Man muß sich da nur über die Empfindlichkeit und über die Genauigkeit klar sein.
40 MBq Iod-131 sind für eine sinnvolle medizinische Anwendung (Radioiodtherapie, Schilddrüsenerkrankungen) sehr wenig, hier wird üblicherweise mit 10-20 fachen Mengen gearbeitet, bei Krebserkrankungen eher bis 200fach (5-10 GBq).
Dennoch sind diese 40 MBq verglichen mit natürlicher Radioaktivität eine abstrus hohe Menge, die einem in freier Natur nirgendwo begegnen wird, und diese 40 MBq reichen gerade aus um zu sehen "da passiert überhaupt etwas".
Zudem kommt, daß die Handykamera prinzipiell erstmal nur eine Zählrate meßbar macht. Mir ist nicht klar, wie die Kamera die Strahlungsenergie feststellen soll, vermutlich geht das nicht. Das heißt, eine direkte Umrechnung in eine Dosisleistung (mGy/h oder gar mSv/h) ist nicht ohne weiteres zulässig - das Handy weiß ja nicht, WAS da strahlt, es erkennt lediglich, daß überhaupt Strahlung da ist.
Das Bild aus dem Artikel "Handy bei 10 Sv/h" ist zugegeben im Labor sehr eindrucksvoll. Nur kommen solche Ortsdosisleistungen in der Natur zum Glück nicht vor. Und da wo sie sind, hält sich keiner freiwillig auf, da eine einzeitige Ganzkörperbestrahlung von bereits 7 Sv zum sicheren Tod eines Menschen führt.

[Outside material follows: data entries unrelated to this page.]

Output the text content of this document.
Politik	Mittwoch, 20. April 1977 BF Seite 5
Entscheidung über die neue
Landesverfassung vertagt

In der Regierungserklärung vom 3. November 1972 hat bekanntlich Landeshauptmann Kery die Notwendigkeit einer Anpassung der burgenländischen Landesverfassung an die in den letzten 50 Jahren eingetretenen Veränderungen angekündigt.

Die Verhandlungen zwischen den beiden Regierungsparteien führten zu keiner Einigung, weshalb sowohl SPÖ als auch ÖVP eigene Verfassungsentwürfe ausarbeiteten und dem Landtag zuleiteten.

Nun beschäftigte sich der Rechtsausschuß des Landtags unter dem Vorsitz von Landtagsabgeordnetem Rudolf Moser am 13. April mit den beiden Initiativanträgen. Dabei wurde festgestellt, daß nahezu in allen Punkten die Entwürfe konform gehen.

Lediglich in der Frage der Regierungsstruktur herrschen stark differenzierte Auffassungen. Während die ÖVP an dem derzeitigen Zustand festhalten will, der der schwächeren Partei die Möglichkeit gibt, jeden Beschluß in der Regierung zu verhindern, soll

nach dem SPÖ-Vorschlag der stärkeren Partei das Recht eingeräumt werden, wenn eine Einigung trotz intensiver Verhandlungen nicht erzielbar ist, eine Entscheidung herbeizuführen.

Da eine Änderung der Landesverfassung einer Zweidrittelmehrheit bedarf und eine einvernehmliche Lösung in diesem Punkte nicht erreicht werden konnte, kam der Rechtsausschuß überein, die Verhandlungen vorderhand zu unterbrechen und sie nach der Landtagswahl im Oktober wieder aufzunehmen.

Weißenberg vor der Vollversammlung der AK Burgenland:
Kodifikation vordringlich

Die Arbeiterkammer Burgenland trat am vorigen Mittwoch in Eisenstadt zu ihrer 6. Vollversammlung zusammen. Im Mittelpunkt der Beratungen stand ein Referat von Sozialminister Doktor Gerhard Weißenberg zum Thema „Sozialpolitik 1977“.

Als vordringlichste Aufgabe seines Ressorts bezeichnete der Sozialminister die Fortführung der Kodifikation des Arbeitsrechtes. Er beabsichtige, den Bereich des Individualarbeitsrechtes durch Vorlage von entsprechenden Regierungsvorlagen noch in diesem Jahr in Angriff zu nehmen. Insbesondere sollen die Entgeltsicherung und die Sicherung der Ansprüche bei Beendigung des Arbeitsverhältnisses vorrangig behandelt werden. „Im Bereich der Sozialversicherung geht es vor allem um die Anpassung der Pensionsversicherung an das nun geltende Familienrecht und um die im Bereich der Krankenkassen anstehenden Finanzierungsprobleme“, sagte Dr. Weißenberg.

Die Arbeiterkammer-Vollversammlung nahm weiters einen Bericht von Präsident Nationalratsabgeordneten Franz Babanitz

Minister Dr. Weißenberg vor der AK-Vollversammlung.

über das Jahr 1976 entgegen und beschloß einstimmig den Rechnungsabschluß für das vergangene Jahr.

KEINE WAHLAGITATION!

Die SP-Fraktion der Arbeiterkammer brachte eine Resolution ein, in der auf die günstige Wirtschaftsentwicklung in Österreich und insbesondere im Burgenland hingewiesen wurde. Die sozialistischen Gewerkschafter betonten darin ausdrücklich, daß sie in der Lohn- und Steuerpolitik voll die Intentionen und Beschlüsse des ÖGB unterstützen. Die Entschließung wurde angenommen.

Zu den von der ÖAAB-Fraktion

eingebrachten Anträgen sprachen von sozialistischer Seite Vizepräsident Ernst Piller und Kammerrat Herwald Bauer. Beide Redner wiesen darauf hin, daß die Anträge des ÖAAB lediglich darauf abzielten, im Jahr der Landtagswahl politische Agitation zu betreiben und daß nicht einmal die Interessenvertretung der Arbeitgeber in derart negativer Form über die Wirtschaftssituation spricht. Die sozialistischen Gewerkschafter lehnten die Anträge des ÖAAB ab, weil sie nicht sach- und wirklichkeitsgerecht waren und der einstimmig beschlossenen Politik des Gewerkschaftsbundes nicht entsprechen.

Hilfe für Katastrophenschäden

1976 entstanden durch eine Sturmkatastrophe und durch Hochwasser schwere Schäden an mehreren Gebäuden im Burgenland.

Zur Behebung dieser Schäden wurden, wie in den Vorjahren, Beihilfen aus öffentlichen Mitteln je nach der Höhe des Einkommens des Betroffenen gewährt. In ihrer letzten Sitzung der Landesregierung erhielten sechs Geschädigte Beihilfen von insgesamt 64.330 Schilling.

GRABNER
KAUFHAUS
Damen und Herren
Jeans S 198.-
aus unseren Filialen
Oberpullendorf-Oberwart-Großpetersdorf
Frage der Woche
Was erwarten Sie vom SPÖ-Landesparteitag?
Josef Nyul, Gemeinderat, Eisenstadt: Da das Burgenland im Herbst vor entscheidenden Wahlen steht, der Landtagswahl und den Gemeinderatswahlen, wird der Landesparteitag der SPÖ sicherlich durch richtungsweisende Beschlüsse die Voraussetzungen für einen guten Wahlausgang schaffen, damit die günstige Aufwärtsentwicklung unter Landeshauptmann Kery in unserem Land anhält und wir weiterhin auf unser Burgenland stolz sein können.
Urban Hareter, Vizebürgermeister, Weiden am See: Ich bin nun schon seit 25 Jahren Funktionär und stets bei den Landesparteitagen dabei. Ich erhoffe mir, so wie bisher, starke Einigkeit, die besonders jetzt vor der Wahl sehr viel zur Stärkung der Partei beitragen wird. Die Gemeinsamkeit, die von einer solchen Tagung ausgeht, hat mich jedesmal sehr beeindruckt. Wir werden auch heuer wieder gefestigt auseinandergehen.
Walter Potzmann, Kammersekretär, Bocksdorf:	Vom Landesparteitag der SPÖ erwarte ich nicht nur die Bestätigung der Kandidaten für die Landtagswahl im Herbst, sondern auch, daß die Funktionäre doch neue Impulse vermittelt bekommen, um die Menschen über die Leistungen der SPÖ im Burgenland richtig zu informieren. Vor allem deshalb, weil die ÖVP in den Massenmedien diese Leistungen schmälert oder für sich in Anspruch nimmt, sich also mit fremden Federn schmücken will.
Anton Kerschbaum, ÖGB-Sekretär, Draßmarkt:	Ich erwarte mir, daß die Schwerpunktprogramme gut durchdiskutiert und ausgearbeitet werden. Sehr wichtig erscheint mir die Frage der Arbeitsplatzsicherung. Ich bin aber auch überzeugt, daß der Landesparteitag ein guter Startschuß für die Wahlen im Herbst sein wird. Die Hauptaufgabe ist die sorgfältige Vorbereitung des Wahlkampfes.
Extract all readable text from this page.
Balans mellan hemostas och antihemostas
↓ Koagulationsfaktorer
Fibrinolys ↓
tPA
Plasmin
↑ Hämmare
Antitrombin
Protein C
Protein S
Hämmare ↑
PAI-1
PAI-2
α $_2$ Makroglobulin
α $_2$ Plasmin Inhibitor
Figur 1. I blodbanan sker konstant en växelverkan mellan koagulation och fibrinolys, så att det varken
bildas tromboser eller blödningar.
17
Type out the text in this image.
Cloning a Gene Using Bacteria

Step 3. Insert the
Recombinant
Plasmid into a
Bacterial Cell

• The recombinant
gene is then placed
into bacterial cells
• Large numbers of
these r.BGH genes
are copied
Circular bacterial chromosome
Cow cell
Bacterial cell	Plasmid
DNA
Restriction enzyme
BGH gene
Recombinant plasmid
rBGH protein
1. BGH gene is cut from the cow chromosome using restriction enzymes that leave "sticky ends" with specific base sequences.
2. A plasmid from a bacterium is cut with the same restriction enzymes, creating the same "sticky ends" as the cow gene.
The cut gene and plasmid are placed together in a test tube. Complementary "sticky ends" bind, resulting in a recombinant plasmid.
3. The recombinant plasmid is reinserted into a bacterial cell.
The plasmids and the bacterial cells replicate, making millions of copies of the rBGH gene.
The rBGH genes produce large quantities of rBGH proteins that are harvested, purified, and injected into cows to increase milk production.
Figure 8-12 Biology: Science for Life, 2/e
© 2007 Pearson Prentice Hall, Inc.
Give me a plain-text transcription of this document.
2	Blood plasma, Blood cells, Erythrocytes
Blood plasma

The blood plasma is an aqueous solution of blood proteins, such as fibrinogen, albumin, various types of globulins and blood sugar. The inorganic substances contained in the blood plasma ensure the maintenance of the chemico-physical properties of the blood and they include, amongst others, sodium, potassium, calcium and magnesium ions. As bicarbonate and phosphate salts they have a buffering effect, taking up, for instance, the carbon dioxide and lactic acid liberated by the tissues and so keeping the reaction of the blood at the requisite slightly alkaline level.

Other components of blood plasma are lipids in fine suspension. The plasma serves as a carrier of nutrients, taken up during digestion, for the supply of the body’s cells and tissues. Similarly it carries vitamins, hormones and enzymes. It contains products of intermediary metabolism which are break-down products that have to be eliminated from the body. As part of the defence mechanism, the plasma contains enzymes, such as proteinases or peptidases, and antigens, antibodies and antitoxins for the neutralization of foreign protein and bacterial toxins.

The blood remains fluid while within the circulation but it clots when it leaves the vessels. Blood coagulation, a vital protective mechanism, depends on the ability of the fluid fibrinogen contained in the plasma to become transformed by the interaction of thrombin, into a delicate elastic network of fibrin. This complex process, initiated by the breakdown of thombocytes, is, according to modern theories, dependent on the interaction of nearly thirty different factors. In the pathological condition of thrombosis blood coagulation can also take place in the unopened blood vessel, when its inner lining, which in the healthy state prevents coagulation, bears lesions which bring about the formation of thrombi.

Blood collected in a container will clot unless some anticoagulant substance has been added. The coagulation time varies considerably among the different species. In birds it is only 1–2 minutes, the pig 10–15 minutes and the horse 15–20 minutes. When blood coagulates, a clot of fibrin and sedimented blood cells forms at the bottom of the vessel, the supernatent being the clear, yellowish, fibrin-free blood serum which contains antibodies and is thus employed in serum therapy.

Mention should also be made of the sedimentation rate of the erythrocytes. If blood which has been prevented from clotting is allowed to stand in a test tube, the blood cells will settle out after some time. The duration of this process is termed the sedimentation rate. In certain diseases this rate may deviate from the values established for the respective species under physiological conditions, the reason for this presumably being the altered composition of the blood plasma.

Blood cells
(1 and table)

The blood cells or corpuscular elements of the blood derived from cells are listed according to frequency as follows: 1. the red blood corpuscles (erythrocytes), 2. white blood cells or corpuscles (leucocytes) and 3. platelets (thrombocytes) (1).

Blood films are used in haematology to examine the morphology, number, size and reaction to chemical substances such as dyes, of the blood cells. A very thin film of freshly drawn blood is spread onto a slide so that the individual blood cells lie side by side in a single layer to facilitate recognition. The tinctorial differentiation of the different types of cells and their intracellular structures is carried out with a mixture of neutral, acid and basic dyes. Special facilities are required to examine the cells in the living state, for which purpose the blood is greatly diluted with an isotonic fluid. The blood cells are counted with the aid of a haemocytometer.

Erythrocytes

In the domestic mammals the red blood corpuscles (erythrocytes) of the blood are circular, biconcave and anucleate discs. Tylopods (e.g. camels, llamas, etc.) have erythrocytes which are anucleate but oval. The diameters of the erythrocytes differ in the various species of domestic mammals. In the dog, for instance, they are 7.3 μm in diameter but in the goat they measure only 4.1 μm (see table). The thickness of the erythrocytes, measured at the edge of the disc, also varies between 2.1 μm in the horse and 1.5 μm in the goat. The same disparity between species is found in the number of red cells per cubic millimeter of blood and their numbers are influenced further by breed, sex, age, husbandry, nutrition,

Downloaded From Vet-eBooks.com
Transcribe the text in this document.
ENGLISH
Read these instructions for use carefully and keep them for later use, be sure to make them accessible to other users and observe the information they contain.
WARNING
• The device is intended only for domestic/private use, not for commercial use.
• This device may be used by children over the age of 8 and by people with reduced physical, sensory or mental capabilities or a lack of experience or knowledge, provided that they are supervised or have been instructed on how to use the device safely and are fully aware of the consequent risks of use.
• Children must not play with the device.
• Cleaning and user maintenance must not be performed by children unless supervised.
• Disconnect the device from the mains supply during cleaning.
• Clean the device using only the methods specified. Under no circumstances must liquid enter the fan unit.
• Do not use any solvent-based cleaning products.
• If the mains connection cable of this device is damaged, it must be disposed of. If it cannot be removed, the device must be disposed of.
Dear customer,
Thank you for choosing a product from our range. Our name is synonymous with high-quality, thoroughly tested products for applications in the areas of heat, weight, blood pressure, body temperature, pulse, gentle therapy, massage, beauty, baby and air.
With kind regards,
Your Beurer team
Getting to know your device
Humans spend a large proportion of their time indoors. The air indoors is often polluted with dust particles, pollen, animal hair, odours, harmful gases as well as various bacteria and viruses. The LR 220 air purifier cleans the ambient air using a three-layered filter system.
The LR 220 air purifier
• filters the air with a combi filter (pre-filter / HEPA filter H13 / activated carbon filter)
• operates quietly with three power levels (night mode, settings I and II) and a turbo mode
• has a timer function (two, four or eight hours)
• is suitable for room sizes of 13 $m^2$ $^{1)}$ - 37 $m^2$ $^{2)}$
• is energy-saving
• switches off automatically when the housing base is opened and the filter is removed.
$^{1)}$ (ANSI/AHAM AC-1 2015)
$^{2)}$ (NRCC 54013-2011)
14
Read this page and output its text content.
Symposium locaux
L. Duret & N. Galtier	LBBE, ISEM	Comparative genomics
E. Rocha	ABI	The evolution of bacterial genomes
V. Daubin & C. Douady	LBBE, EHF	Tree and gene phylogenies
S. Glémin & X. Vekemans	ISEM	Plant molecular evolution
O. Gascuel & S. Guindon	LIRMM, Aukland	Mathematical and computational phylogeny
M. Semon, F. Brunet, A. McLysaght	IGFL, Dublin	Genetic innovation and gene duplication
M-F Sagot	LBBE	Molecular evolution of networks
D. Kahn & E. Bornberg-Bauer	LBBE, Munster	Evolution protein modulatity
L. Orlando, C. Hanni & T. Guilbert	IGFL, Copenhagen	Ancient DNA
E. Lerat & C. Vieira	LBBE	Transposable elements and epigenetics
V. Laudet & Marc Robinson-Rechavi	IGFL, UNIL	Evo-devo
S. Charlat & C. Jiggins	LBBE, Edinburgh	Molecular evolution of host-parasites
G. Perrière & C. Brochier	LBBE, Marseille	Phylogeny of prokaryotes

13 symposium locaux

Das heißt, die Aussage "die App ist für Pilzesucher und Hobbygeologen interessant" ist natürlich Unsinn. In diesem Empfindlichkeitsbereich dürfte die Handykamera nicht kommen, wir reden hier ja im Regelfall nur von ein paar Bq oder allenfalls kBq, 5-6 Zehnerpotenzen unter meinem ersten Versuch mit den 40 MBq. Und wenn irgendwo Pilze ein paar kBq Radioaktivität enthalten, erfährt das Lieschen Müller sofort aus der Bildzeitung, die dann schon von "hochgradiger radioaktiver Verstrahlung" o.ä. spricht - man braucht also kein Smartphone (doch, vielleicht den Webbrowser um die Bild zu lesen

).
Grundsätzlich und prinzipiell gehen tut es also, nur isses in der Praxis sicherlich zu unempfindlich, vor allem in dem Bereich, in dem dem "Normalbürger" Radioaktivität in der Umgebung begegnen wird. Einrichtungen, in denen mit radioaktiven Substanzen gearbeitet wird, mal ausgenommen. Die Radioiodkapsel liegt ja schließlich nicht irgendwo im Wald herum, und im Altbergbau zum Glück auch nicht.
Glück auf
Thomas
PS. am Montag mache ich nochmal nen Test im GBq-Bereich, wenn dabei ein schönes "Bild" herauskommen sollte, stelle ich das hier ein.